Por Paola Sánchez, Business Developer de RiskShield en INFORM para Latinoamérica
La escena parece algo de no creer: clientes que denuncian fraudes bancarios y terminan siendo demandados por las mismas instituciones financieras. Según estimaciones recogidas por un importante medio de comunicación, actualmente existirían hasta 30 mil juicios activos entre entidades financieras y sus propios usuarios en Chile. Un fenómeno que refleja un desbalance de un sistema que, en su afán por proteger al consumidor, terminó generando vacíos legales que hoy amenazan su viabilidad (concebido originalmente para contar con un sistema financiero más robusto y efectivo contra el fraude).
Todo comenzó en 2020 con la ley 20.009, que obligó a los emisores a reembolsar de forma automática hasta 35 UF tras una denuncia de fraude, sin necesidad de probar la veracidad del reclamo, lo que representó una carga financiera importante para el sistema bancario. El efecto fue inmediato: una avalancha de reclamos, muchos de ellos legítimos, pero otros claramente oportunistas, aprovechándose de la falta de herramientas avanzadas de prevención del fraude. En respuesta al colapso de los mecanismos de control, en 2024 se promulgó la ley 21.673, que endureció las exigencias y habilitó a las entidades financieras a demandar a los clientes en caso de dolo o culpa grave.
El cambio legal permitió una mejora notable. Al menos en el banco estatal nacional, se cree que se logró reducir en un 99% los fraudes asociados a este modus operandi. Sin embargo, en el resto de la industria el problema persiste. Acreditar la responsabilidad del usuario es jurídicamente difícil y representa un alto costo operativo, lo que en la práctica desincentiva a las instituciones a perseguir a los verdaderos defraudadores cuando se trata de montos bajos. Mientras tanto el volumen de fraudes y estafas sigue creciendo, y la judicialización del sistema amenaza con desgastar la relación de confianza entre bancos y usuarios.
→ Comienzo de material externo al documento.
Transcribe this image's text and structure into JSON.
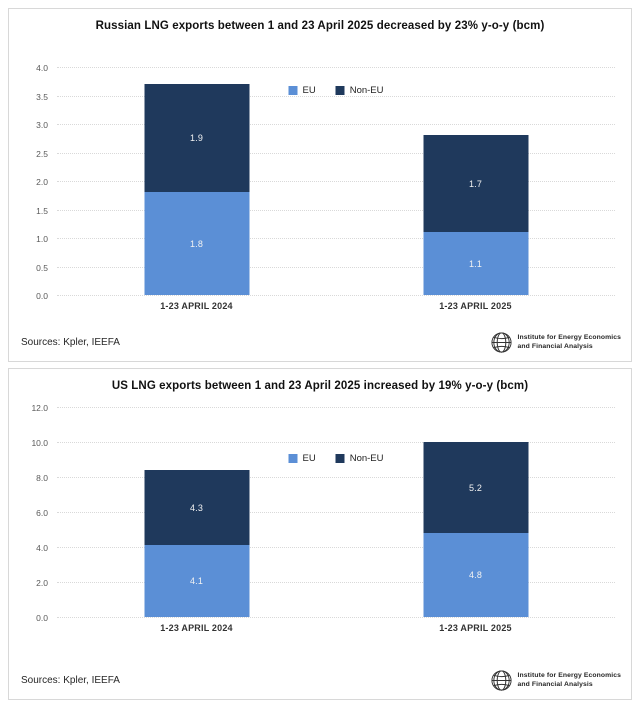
{
  "colors": {
    "eu": "#5B8FD6",
    "non_eu": "#1F395C",
    "gridline": "#d9d9d9",
    "panel_border": "#d8d8d8"
  },
  "footer": {
    "sources": "Sources: Kpler, IEEFA",
    "logo_line1": "Institute for Energy Economics",
    "logo_line2": "and Financial Analysis"
  },
  "chart_data": [
    {
      "type": "bar",
      "stacked": true,
      "title": "Russian LNG exports between 1 and 23 April 2025 decreased by 23% y-o-y (bcm)",
      "categories": [
        "1-23 APRIL 2024",
        "1-23 APRIL 2025"
      ],
      "series": [
        {
          "name": "EU",
          "color": "#5B8FD6",
          "values": [
            1.8,
            1.1
          ]
        },
        {
          "name": "Non-EU",
          "color": "#1F395C",
          "values": [
            1.9,
            1.7
          ]
        }
      ],
      "totals": [
        3.7,
        2.8
      ],
      "ylim": [
        0,
        4.0
      ],
      "yticks": [
        4.0,
        3.5,
        3.0,
        2.5,
        2.0,
        1.5,
        1.0,
        0.5,
        0.0
      ],
      "grid": true,
      "legend_position": "inside-top-center",
      "xlabel": "",
      "ylabel": ""
    },
    {
      "type": "bar",
      "stacked": true,
      "title": "US LNG exports between 1 and 23 April 2025 increased by 19% y-o-y (bcm)",
      "categories": [
        "1-23 APRIL 2024",
        "1-23 APRIL 2025"
      ],
      "series": [
        {
          "name": "EU",
          "color": "#5B8FD6",
          "values": [
            4.1,
            4.8
          ]
        },
        {
          "name": "Non-EU",
          "color": "#1F395C",
          "values": [
            4.3,
            5.2
          ]
        }
      ],
      "totals": [
        8.4,
        10.0
      ],
      "ylim": [
        0,
        12.0
      ],
      "yticks": [
        12.0,
        10.0,
        8.0,
        6.0,
        4.0,
        2.0,
        0.0
      ],
      "grid": true,
      "legend_position": "inside-upper-center",
      "xlabel": "",
      "ylabel": ""
    }
  ]
}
En este contexto, la pregunta ya no es solo cómo se puede mejorar la regulación, sino de qué manera la tecnología puede ser un aliado estratégico en la lucha contra el fraude financiero, cuyas consecuencias no solo impactan a los usuarios, sino que generan costos crecientes para todo el ecosistema bancario. Hoy, soluciones basadas en Inteligencia Artificial Híbrida permiten analizar y clasificar riesgos en tiempo real, diferenciando entre errores aislados y amenazas reales. Ello no solo previene fraudes, sino que también evita procesos judiciales costosos y desgastantes para todas las partes implicadas. Además, estas herramientas entregan evidencia objetiva y verificable que respalda la toma de decisiones operativas y legales con mayor precisión y confianza.
Estas soluciones registran cada acción de manera trazable y generan perfiles dinámicos que identifican transacciones anómalas dada la alta sensibilidad que posee la IA. Ello fortalece la defensa ante auditorías y procesos judiciales. ¿Qué implica todo esto? Para los bancos, significa actuar con mayor seguridad jurídica; y para los clientes, procesos más transparentes, confiables y con mejor experiencia de usuario.
El desafío no es la ley, sino asumir que ella, por sí sola, es suficiente. El verdadero reto está en sumar inteligencia tecnológica que permita prevenir y controlar con la precisión de un bisturí. Porque en un sistema expuesto como nunca al riesgo digital, la confianza no se decreta ni se recupera con discursos: se construye con datos, decisiones informadas y, sobre todo, con la voluntad de anticiparse al fraude antes de que ocurra.